The Headmasters' and Headmistress' Conference (HMC), established in 1869, represents the headteachers of some 250 leading independent day and boarding schools, educating over 130,000 boys and 50,000 girls in the United Kingdom and the Irish Republic. It also has strong international links in over 25 other countries.

"During my Chairmanship," said Mr Boggis, "I shall be working with colleagues in the other independent heads' associations to achieve an acceptance by the government of our proper place in Education UK: providers of some of the best schooling in the world. Our knowledge economy is heavily dependent upon the independent sector. We carry the flag for sport, music, drama, art, modern languages, mathematics and community service. I will be asking the Government to take pride in and celebrate - rather than disparage - our sector and to enter real partnership schemes which match the rhetoric with cash.
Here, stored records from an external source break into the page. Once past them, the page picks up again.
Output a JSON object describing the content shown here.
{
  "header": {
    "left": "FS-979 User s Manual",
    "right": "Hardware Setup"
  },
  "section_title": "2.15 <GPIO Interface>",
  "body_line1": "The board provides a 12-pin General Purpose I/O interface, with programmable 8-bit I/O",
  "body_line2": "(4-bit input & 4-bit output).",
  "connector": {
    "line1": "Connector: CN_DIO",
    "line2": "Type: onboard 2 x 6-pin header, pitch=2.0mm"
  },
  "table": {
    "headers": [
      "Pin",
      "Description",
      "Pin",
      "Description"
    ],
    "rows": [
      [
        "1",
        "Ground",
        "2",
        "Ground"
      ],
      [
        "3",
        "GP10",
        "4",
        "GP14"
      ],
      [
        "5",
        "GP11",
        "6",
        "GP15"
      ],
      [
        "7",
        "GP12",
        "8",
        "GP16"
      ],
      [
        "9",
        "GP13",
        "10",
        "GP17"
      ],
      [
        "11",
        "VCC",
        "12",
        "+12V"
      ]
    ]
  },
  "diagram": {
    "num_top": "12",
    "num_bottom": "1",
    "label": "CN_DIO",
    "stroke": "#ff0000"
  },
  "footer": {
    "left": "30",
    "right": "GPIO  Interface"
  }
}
"HMC will play its part in continuing the pressure on the government to take its remaining tanks off our university quadrangles: there is no place for targets, benchmarks and quotas for the different sectors as far as university admission is concerned. We seek open access to our universities for all pupils regardless of schooling, and a proper axis between good schools and good universities; we do not want any ham-fisted attempts to equate ‘independent school' with ‘socially and economically privileged'.
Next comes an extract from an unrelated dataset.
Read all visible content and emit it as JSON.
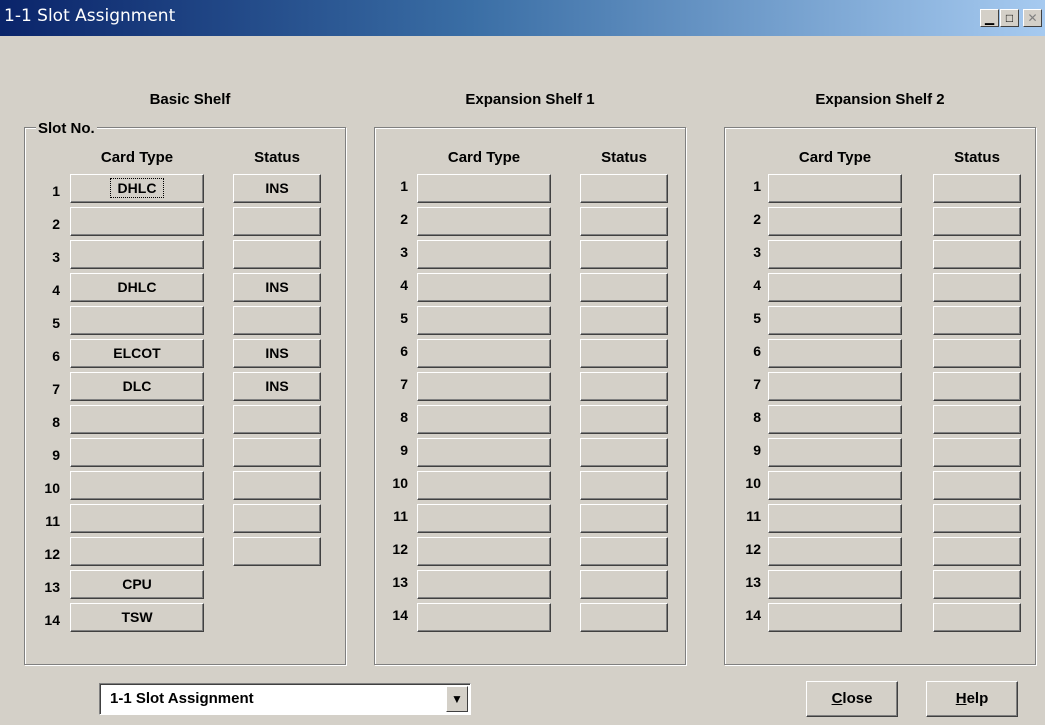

"Curriculum change is an area that requires patience, greater time and more thought: Tomlinson was dismissed too quickly. Much of the work that needs to be done is at the micro level: more efficient exam boards, more accurate marking, better consultation with teachers, and well-trained, better-rewarded markers.

"I look forward to working with Brenda Despontin, incoming President of GSA and other colleagues under the ISC umbrella, to make the case for a standing commission on education, offering the opportunity for much longer-term planning not constrained by the timescales of parliamentary sessions. Education is too important a matter to be left entirely to the politicians.

"HMC schools are independently minded places run by people who are also very publicly minded. That they comprise such a variety of types of schools across the UK and Ireland and that levels of parental satisfaction are so high gives HMC schools the right to play a pivotal role in Education UK. As Chairman I look forward to 2006 and its associated challenges with keen anticipation."

Biography
Andrew Boggis (51) has been the Warden of Forest School since 1992. He was educated at Marlborough College and at New College, Oxford where he read Modern Languages. He took his PGCE at King's College, Cambridge before teaching English for a year in Austria. Returning to the UK, he became Assistant Master at Hitchin Boys' School, a state comprehensive. In 1979, he moved to Eton, first as Assistant Master teaching Modern Languages, then as Master-in-College, housemaster to the 70 King's Scholars. Mr Boggis has been a Governor of The Skinners' Company's School for Girls, a Business & Enterprise College in Hackney since 1997. He is an Extra Member of the Court of the Skinners' Company. He was a Member of the Court of Essex University until earlier this year. Andrew is married to Fiona and they have two girls, Rosie (18) and Lucy (17), and a son, Edmund (14).

Forest School
Forest educates pupils from 4 to 18. There are 600 boys and 600 girls, of whom 1,000 are in the 11+ senior sections. The school has a so-called ‘diamond' structure: boys and girls are educated together to the age of 11 and then in single-sex sections from age 11 to age 16. The 260-strong Sixth Form is coeducational. The school was founded in 1834 as a Church of England foundation. Sited in north-east London, the school has a very diverse and multicultural profile. 99% of pupils receive grades A*-C at GCSE and 70% of A-Level grades are at A or B.